The study is limited by its small sample size and short duration. Only three biochemical parameters were analysed, and interference was not quantified relative to the concentration of paraproteins.
Therefore, further studies with larger sample sizes, extended study duration, and inclusion of additional biochemical parameters are warranted. Future investigations should also assess the effect of varying paraprotein concentrations on assay interference.
AUTHORS’ CONTRIBUTIONS
Both authors contributed equally to the project.

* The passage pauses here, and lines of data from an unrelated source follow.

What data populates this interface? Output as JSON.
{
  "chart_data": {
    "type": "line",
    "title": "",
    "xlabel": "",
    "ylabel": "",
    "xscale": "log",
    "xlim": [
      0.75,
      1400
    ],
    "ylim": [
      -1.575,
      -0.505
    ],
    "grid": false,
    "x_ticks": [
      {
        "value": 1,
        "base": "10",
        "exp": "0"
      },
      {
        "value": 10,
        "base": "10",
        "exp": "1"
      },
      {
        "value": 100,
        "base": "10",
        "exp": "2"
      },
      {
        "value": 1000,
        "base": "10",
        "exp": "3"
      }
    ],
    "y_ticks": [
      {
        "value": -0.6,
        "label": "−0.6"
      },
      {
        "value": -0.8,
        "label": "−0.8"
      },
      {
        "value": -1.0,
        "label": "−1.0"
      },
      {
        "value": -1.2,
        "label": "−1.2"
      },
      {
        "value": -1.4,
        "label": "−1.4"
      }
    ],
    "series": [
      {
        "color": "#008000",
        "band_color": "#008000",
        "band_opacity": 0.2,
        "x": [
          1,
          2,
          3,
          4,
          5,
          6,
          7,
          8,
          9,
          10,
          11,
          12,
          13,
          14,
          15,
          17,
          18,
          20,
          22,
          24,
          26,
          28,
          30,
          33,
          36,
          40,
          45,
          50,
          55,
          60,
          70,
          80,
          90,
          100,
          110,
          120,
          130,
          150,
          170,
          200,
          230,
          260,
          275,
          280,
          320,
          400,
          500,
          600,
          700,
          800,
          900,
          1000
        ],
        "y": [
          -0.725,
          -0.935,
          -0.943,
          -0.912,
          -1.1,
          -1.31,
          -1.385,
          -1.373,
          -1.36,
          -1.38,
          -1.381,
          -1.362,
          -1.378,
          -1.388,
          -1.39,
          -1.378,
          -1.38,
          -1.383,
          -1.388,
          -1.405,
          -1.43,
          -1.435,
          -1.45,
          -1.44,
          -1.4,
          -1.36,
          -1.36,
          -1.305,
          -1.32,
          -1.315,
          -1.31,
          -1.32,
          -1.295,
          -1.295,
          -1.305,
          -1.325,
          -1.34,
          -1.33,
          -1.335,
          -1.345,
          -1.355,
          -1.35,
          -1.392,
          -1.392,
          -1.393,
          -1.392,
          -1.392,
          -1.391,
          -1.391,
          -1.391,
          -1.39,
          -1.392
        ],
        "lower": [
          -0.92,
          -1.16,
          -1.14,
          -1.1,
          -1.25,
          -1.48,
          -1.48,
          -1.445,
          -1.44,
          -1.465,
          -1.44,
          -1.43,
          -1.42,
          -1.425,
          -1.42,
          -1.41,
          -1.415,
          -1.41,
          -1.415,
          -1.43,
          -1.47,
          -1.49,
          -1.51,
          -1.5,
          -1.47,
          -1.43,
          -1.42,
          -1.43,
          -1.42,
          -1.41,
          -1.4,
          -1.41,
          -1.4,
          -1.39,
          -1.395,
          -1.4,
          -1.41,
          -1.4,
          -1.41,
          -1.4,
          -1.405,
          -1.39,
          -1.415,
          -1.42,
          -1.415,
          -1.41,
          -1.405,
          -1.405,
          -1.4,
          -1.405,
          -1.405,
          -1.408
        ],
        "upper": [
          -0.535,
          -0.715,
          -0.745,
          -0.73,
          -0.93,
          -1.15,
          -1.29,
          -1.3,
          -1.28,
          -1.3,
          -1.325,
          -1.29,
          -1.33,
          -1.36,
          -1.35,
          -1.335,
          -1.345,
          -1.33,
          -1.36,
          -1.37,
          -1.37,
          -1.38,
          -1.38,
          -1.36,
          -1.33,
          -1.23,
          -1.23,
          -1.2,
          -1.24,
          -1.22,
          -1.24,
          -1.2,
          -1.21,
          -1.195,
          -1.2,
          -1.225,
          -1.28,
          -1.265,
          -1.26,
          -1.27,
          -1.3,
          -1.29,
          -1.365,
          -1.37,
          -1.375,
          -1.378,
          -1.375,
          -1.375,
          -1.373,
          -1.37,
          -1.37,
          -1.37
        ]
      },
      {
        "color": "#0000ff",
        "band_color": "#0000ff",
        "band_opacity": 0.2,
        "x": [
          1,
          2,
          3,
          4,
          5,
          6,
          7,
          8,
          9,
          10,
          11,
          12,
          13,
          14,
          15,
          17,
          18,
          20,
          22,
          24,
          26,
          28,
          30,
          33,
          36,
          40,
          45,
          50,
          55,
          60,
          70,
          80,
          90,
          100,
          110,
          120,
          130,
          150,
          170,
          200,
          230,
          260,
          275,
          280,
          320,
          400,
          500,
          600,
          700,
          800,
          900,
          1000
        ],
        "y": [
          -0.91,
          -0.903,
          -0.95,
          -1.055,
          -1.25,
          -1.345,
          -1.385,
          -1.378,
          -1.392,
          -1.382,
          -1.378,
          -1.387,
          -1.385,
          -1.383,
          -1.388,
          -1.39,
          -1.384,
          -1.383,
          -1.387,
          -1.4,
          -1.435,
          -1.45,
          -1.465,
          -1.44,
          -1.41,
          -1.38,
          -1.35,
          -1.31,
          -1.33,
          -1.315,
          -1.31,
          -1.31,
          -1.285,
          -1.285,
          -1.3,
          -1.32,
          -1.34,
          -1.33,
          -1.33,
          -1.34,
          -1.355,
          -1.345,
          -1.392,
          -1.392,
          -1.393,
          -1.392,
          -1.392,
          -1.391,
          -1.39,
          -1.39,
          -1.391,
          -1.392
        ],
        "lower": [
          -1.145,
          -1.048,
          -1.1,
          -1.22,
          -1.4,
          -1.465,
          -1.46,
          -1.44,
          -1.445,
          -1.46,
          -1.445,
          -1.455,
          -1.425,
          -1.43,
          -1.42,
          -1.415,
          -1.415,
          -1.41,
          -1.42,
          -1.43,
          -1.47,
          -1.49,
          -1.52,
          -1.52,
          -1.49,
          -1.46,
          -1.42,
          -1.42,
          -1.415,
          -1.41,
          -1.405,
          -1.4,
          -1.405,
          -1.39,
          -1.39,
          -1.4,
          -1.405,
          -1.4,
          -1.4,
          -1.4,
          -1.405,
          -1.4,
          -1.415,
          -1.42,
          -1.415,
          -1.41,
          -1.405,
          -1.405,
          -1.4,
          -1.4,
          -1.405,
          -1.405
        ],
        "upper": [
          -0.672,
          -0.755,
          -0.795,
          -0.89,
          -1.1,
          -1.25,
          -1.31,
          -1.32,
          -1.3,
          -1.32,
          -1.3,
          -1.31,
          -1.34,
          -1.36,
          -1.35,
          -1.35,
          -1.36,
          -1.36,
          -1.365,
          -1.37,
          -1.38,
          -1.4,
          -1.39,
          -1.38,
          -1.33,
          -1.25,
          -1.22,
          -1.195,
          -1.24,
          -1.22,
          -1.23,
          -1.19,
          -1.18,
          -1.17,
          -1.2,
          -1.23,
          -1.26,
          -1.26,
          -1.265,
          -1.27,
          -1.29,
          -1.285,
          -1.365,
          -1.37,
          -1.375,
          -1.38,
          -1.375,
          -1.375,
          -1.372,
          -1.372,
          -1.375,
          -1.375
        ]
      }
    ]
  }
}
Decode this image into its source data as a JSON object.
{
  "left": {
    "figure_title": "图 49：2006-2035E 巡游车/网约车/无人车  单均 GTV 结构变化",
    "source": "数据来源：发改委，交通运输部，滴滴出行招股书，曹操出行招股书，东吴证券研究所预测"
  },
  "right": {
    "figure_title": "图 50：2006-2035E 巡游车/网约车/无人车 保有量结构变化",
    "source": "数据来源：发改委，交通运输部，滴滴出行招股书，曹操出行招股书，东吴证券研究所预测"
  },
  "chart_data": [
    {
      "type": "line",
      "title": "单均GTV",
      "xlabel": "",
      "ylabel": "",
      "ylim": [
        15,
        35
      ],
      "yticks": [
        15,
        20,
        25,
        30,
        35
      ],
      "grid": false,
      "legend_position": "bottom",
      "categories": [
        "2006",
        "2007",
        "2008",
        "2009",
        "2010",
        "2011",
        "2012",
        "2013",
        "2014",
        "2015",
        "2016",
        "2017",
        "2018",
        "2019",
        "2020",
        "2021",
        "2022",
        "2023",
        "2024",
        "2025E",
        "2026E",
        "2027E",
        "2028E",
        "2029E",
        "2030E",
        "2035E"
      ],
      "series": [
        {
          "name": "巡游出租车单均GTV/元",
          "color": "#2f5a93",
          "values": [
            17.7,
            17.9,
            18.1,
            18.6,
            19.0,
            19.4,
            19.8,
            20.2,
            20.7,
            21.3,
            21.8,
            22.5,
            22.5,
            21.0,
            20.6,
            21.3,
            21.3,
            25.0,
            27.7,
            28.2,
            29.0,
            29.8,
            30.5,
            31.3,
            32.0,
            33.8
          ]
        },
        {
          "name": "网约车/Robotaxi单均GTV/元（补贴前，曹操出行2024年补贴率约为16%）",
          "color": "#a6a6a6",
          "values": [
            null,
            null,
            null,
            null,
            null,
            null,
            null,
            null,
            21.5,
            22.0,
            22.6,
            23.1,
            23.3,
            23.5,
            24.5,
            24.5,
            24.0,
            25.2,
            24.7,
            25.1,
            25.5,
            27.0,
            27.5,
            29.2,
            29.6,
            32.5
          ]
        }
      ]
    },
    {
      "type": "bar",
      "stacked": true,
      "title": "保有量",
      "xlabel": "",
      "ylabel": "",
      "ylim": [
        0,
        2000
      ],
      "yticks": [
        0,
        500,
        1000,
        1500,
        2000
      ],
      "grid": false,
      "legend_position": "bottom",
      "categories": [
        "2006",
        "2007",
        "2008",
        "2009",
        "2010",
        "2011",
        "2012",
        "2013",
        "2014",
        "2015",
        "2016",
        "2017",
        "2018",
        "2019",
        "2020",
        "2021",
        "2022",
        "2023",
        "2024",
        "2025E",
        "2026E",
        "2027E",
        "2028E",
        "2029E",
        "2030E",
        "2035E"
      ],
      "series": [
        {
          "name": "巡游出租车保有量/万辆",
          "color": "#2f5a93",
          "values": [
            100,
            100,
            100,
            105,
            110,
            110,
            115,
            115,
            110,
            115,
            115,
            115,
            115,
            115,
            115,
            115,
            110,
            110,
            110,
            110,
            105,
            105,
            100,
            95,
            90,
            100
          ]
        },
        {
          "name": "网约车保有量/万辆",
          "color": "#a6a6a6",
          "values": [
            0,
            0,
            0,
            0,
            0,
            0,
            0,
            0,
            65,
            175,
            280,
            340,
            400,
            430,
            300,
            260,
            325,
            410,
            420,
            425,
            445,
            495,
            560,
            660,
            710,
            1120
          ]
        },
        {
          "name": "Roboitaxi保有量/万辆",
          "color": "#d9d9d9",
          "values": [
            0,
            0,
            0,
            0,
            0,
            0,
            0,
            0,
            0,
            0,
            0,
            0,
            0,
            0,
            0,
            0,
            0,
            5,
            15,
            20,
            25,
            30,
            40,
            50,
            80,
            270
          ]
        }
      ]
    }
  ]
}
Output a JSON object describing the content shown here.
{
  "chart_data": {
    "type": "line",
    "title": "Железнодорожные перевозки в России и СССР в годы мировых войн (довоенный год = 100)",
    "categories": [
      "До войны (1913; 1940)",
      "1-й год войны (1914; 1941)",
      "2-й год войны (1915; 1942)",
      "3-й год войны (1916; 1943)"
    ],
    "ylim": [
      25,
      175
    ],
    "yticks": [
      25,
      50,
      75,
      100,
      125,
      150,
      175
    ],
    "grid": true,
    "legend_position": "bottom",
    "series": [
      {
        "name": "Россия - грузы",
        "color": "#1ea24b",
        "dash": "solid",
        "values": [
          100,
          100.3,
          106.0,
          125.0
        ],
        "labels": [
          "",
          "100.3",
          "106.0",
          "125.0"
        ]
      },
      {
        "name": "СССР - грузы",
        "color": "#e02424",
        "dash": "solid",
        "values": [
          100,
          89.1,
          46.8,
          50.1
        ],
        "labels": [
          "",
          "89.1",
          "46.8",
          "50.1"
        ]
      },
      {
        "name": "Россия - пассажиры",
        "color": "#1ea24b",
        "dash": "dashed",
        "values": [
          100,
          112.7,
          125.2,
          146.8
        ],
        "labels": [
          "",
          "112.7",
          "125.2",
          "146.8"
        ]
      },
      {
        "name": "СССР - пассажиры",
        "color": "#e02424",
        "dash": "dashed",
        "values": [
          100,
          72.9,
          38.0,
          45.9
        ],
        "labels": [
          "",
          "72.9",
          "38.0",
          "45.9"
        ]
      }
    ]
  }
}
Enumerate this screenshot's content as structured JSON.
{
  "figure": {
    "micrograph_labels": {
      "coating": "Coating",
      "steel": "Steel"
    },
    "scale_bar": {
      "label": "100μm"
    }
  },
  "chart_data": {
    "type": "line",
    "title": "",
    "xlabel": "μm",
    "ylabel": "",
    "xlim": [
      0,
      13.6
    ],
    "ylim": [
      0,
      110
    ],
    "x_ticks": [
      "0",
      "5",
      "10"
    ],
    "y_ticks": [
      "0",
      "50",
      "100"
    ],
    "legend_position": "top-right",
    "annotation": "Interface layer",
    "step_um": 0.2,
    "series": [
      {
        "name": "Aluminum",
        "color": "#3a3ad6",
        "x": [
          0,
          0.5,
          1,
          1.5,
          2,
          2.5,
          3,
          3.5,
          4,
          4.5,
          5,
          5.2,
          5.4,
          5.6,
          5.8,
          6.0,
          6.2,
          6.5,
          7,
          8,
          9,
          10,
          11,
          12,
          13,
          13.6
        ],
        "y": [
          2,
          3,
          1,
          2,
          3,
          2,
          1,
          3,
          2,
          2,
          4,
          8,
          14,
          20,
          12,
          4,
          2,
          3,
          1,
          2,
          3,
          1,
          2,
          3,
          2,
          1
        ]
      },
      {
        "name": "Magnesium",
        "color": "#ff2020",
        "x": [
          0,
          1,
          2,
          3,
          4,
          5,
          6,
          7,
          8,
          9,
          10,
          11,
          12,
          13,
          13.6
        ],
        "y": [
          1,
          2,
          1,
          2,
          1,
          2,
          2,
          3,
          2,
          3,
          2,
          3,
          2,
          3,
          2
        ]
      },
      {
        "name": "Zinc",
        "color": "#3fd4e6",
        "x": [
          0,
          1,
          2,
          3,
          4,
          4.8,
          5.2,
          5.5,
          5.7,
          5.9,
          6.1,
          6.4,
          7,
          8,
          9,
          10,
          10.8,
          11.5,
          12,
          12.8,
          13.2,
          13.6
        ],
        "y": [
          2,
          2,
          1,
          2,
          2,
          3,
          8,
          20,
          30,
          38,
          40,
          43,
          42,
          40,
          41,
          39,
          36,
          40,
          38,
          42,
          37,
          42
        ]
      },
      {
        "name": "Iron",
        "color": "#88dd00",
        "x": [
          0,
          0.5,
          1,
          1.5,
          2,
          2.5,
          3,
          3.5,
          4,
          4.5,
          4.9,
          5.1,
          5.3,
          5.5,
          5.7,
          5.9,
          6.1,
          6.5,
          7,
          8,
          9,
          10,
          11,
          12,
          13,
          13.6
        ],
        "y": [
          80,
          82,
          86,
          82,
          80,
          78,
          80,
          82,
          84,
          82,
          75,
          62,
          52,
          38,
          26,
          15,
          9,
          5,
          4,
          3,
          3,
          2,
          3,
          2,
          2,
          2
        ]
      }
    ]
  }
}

G.C.: Worked on the conceptualization of the study, laboratory work, statistical analysis, and other aspects of the project; B.D.: Worked on manuscript preparation, result analysis, and revision of the manuscript, as well as other relevant aspects.
LIST OF ABBREVIATIONS
| BV | = Biological variation |
| df | = degree of freedom |
| DFd | = The denominator degrees of freedom |
| DFn | = The numerator degrees of freedom |
| IgM | = immunoglobulin M |
| MGUS | = monoclonal gammopathy of undetermined significance |
| MM | = Multiple myeloma |
| M-proteins | = monoclonal proteins |
| r | = correlation coefficients |
| SD | = standard deviation |
| SEM | = Standard error of the mean |
| SMM | = smoldering multiple myeloma |
| t | = the ratio of the mean difference between the paired observations to the standard error of that difference |
| TE | = total error |
| TEa | = Total Allowable Error |
AVAILABILITY OF DATA AND MATERIALS
The data and supportive information are available within the article.
ACKNOWLEDGEMENTS
The authors would like to thank their laboratory technicians, Mr. Tapas Sardar and Mr. Shambu Ghosh. They are also grateful to Dr. K. Krishnan for his contribution to the statistical analysis.